Kramer is “delighted” with the Consolidator Grant, which will make it possible for her, three postdocs and two doctoral candidates to conduct research for a period of five years. The project focuses on access to justice in Europe. As Kramer explained, “While civil proceedings are primarily a national affair, the number of European proceedings and rules is on the rise. Access to justice in those European civil proceedings has been difficult for decades, however.” Costs are high, proceedings take a long time and there is often a considerable degree of inequality between consumers and companies in terms of budget and knowledge.

Potential downsides

For the research project, Kramer identified four trends that are occurring at both national level and pan‑European level and are aimed at improving accessibility. One of these trends is the digitisation of proceedings. “Simpler, relatively straightforward proceedings can increasingly be conducted online, which means that the parties involved do not have to physically appear in court.” Another trend is ‘privatisation’ of the dispensation of justice. People can conduct proceedings, for example through a mediator, without the involvement of a court. This is often cheaper and faster.
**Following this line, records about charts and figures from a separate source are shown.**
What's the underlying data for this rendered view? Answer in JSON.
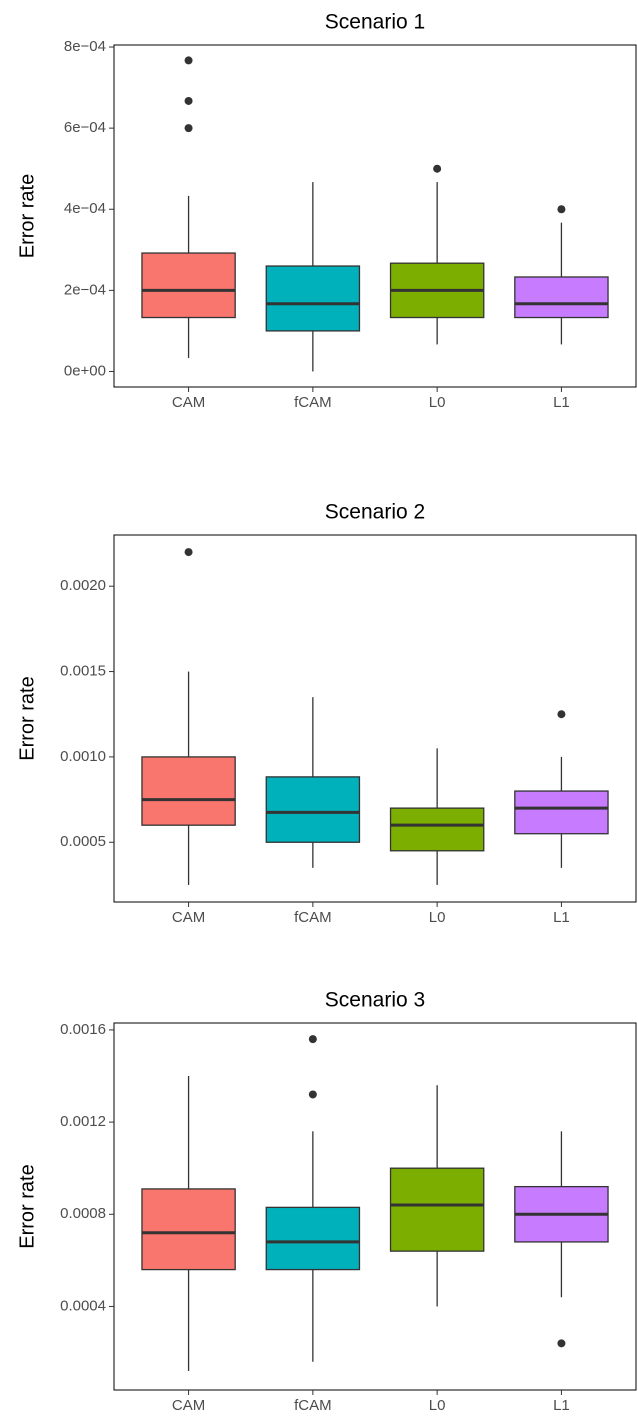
{
  "chart_data": [
    {
      "type": "box",
      "title": "Scenario 1",
      "y_label": "Error rate",
      "categories": [
        "CAM",
        "fCAM",
        "L0",
        "L1"
      ],
      "colors": [
        "#f8766d",
        "#00b0bb",
        "#7cae00",
        "#c77cff"
      ],
      "boxes": [
        {
          "min": 3.33e-05,
          "q1": 0.000133,
          "median": 0.0002,
          "q3": 0.000292,
          "max": 0.000433,
          "outliers": [
            0.0006,
            0.000667,
            0.000767
          ]
        },
        {
          "min": 0,
          "q1": 0.0001,
          "median": 0.000167,
          "q3": 0.00026,
          "max": 0.000467,
          "outliers": []
        },
        {
          "min": 6.67e-05,
          "q1": 0.000133,
          "median": 0.0002,
          "q3": 0.000267,
          "max": 0.000467,
          "outliers": [
            0.0005
          ]
        },
        {
          "min": 6.67e-05,
          "q1": 0.000133,
          "median": 0.000167,
          "q3": 0.000233,
          "max": 0.000367,
          "outliers": [
            0.0004
          ]
        }
      ],
      "ylim": [
        -3.83e-05,
        0.000805
      ],
      "yticks": [
        {
          "value": 0,
          "label": "0e+00"
        },
        {
          "value": 0.0002,
          "label": "2e−04"
        },
        {
          "value": 0.0004,
          "label": "4e−04"
        },
        {
          "value": 0.0006,
          "label": "6e−04"
        },
        {
          "value": 0.0008,
          "label": "8e−04"
        }
      ]
    },
    {
      "type": "box",
      "title": "Scenario 2",
      "y_label": "Error rate",
      "categories": [
        "CAM",
        "fCAM",
        "L0",
        "L1"
      ],
      "colors": [
        "#f8766d",
        "#00b0bb",
        "#7cae00",
        "#c77cff"
      ],
      "boxes": [
        {
          "min": 0.00025,
          "q1": 0.0006,
          "median": 0.00075,
          "q3": 0.001,
          "max": 0.0015,
          "outliers": [
            0.0022
          ]
        },
        {
          "min": 0.00035,
          "q1": 0.0005,
          "median": 0.000675,
          "q3": 0.000883,
          "max": 0.00135,
          "outliers": []
        },
        {
          "min": 0.00025,
          "q1": 0.00045,
          "median": 0.0006,
          "q3": 0.0007,
          "max": 0.00105,
          "outliers": []
        },
        {
          "min": 0.00035,
          "q1": 0.00055,
          "median": 0.0007,
          "q3": 0.0008,
          "max": 0.001,
          "outliers": [
            0.00125
          ]
        }
      ],
      "ylim": [
        0.00015,
        0.0023
      ],
      "yticks": [
        0.0005,
        {
          "value": 0.001,
          "label": "0.0010"
        },
        0.0015,
        {
          "value": 0.002,
          "label": "0.0020"
        }
      ]
    },
    {
      "type": "box",
      "title": "Scenario 3",
      "y_label": "Error rate",
      "categories": [
        "CAM",
        "fCAM",
        "L0",
        "L1"
      ],
      "colors": [
        "#f8766d",
        "#00b0bb",
        "#7cae00",
        "#c77cff"
      ],
      "boxes": [
        {
          "min": 0.00012,
          "q1": 0.00056,
          "median": 0.00072,
          "q3": 0.00091,
          "max": 0.0014,
          "outliers": []
        },
        {
          "min": 0.00016,
          "q1": 0.00056,
          "median": 0.00068,
          "q3": 0.00083,
          "max": 0.00116,
          "outliers": [
            0.00132,
            0.00156
          ]
        },
        {
          "min": 0.0004,
          "q1": 0.00064,
          "median": 0.00084,
          "q3": 0.001,
          "max": 0.00136,
          "outliers": []
        },
        {
          "min": 0.00044,
          "q1": 0.00068,
          "median": 0.0008,
          "q3": 0.00092,
          "max": 0.00116,
          "outliers": [
            0.00024
          ]
        }
      ],
      "ylim": [
        3.75e-05,
        0.00163
      ],
      "yticks": [
        0.0004,
        0.0008,
        0.0012,
        0.0016
      ]
    }
  ]
}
While the trends referred to are clearly making justice more accessible, Kramer believes that there are also potential downsides. An example in this regard are the possibilities being created in many Member States to personally conduct proceedings without the assistance of a lawyer. “These possibilities make it cheaper to bring a case to court. At the same time, however, legal protection could be compromised in situations in which, for example, the other party is a company that engages a lawyer to handle the lawsuit.”
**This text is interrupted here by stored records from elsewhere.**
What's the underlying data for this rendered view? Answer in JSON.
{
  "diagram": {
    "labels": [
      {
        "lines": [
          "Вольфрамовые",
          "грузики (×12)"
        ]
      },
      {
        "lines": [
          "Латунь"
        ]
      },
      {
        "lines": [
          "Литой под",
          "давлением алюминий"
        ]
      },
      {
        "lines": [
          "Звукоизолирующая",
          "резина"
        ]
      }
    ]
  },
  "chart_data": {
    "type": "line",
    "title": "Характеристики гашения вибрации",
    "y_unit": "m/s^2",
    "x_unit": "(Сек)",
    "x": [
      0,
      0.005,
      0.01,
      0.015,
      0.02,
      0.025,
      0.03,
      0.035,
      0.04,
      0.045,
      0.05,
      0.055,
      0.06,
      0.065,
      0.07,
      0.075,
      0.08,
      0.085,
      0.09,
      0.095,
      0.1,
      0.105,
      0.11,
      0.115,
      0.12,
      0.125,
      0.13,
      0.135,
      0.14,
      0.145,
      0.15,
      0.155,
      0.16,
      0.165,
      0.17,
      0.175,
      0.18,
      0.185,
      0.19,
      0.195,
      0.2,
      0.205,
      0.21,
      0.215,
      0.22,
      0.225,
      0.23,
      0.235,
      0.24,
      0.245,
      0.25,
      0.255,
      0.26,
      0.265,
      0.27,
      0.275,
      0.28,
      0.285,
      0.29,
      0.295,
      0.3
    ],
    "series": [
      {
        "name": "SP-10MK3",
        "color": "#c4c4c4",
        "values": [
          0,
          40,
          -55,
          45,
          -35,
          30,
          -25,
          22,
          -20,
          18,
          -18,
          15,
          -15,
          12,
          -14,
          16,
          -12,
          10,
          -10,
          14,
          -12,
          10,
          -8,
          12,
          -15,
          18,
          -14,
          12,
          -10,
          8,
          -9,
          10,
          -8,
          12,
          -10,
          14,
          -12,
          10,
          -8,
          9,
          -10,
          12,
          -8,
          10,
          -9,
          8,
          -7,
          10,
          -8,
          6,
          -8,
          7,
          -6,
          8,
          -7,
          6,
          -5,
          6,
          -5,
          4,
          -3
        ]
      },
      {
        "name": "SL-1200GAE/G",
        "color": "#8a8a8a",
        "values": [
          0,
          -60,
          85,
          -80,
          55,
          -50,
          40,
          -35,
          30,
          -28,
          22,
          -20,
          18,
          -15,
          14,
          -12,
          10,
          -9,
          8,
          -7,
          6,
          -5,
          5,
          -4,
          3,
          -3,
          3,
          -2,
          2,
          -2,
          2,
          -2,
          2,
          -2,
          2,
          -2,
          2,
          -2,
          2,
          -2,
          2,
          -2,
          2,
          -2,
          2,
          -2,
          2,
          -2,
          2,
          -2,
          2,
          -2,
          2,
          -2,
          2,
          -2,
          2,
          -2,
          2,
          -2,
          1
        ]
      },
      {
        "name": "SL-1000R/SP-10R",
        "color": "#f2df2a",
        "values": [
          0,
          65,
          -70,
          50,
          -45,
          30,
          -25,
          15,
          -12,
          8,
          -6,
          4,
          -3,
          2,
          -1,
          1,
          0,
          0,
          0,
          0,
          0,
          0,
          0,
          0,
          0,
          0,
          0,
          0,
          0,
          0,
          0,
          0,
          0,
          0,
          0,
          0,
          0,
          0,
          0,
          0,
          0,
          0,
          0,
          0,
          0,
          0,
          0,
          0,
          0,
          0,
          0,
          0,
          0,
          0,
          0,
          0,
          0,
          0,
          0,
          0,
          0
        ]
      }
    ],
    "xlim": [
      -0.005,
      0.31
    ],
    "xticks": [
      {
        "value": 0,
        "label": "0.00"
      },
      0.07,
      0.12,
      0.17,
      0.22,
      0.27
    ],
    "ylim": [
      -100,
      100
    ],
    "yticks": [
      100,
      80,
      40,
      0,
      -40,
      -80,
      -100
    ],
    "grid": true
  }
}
High requirements regarding ethics

Kramer and her future colleagues will study how these trends are manifesting themselves in five Member States. The research team will identify the positives and negatives of the trends and the effects that they are having on access to justice and the emerging European law of civil procedure.

Kramer had to hit the ground running when she heard on 1 December that she would be receiving the grant. “I could enjoy the moment for a fleeting day. But I was warned immediately: the real work was about to start.” Kramer spent until Christmas drawing up additional documents to complete the preparations of the grant agreement. “The European Research Council sets high requirements regarding the ethical aspects of research: how are you going to make candidates for your interviews aware of their rights and duties? How will you handle the storage of data? If applicable, what privacy-sensitive information do you intend to obtain during interviews and why? Because the research will be carried out in five different countries, all of the information must also be translated. It is of course important to have stringent requirements in place, but they do mean a mountain of paperwork.”